Главный герой, журналист, оставшись без работы, перелистывает свои газетные вырезки, собранные за «десять лет вранья и притворства». Это - 70-е гг., когда он жил в Таллине. За каждым газетным текстом-компромиссом следуют воспоминания автора - реальные разговоры, чувства, события.

Перечислив в заметке те страны, из которых прибыли специалисты на научную конференцию, автор выслушивает от редактора обвинения в политической близорукости. Оказывается, в начале списка должны идти страны победившего социализма, потом - все остальные. Автору заплатили за информацию два рубля. Он думал - три заплатят...

Тон заметки «Соперники ветра» о Таллинском ипподроме - праздничный и возвышенный. На самом деле автор без труда договорился с героем заметки, жокеем Ивановым, «расписать» программу скачек, и они вдвоём выигрывали деньги, ставя на заранее известного лидера. Жалко, что с ипподромом покончено: «соперник ветра» выпал пьяный из такси и уже несколько лет работает барменом.

В газету «Вечерний Таллин», в рубрику «Эстонский букварь», герой пишет милые детские стишки, в которых зверь отвечает на русское приветствие по-эстонски. Автору звонит инструктор ЦК: «Выходит, эстонец - зверь? Я, инструктор ЦК партии, - зверь?» «Человек родился. ...Человек, обречённый на счастье!..» - слова из заказного репортажа о рождении четырехсоттысячного жителя Таллина. Герой едет в роддом. Первый новорождённый, о котором он сообщает по телефону редактору, сын эстонки и эфиопа, - «бракуется». Второй, сын еврея, - тоже. Редактор соглашается принять репортаж о рождении третьего - сына эстонки и русского, члена КПСС. Привозят деньги для отца за то, чтобы он назвал сына Лембитом. Автор предстояшего репортажа вместе с отцом новорождённого отмечают событие. Счастливый отец делится радостями семейной жизни: «Лежит, бывало, как треска. Я говорю: «Ты, часом, не уснула?» - «Нет, говорит, я все слышу». - «Не много же, говорю, в тебе пыла». А она: «Вроде бы свет на кухне горит...» - «С чего это ты взяла?» - «А счётчик-то вон как работает...» - «Тебе бы, говорю, у него поучиться...» Проснувшись среди ночи у своей знакомой, журналист не может вспомнить остальных событий вечера...
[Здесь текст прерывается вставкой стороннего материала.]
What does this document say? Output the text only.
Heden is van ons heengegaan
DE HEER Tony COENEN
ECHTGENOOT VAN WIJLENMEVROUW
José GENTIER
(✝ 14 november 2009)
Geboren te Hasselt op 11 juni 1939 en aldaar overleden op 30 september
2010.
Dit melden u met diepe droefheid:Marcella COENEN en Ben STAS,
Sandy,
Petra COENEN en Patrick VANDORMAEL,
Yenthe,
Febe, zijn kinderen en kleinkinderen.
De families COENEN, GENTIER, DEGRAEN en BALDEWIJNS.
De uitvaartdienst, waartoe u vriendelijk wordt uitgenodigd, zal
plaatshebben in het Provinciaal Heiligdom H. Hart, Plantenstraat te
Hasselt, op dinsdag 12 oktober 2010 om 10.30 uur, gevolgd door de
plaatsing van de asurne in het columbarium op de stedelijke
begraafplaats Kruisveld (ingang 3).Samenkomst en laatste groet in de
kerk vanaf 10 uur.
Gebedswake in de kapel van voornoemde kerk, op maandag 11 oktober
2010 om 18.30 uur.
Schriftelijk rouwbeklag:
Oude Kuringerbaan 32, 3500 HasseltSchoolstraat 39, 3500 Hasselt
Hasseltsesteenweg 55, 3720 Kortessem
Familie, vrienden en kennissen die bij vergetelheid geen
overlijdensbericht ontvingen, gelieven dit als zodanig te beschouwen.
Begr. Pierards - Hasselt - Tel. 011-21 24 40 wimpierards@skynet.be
В газете «Советская Эстония» опубликована телеграмма эстонской доярки Брежневу с радостным сообщением о высоких надоях молока, о приёме её в партию и ответная телеграмма Брежнева. Герой вспоминает, как для написания рапорта доярки его послали вместе с фотокором Жбанковым в один из райкомов партии. Журналистов принимал первый секретарь, к ним были приставлены две молодые девушки, готовые исполнять любые их желания, спиртное лилось рекой. Конечно, журналисты полностью «воспользовались ситуацией». Они лишь мельком встретились с дояркой - и телеграмма была написана в коротком перерыве «культурной программы». Прощаясь в райкоме, Жбанков попросил «для лечения» хотя бы пива. Секретарь испугался - «в райкоме могут увидеть». «Ну и работёнку ты себе выбрал», - посочувствовал ему Жбанков.

«Самая трудная дистанция» - статья на моральную тему о спортсменке, комсомолке, потом коммунистке, молодом учёном Тийне Кару. Героиня статьи обращается к автору с просьбой помочь ей «раскрепоститься» в половом отношении. Выступить в роли учителя. Автор отказывается. Тийна просит: «Есть же у тебя друзья-подонки?» «Преобладают», - соглашается журналист. Перебрав несколько кандидатур, он останавливается на Осе Чернове. После нескольких неудачных попыток Тийна наконец становится счастливой ученицей. В знак благодарности она вручает автору бутылку виски, с которой он и отправляется писать статью на моральную тему.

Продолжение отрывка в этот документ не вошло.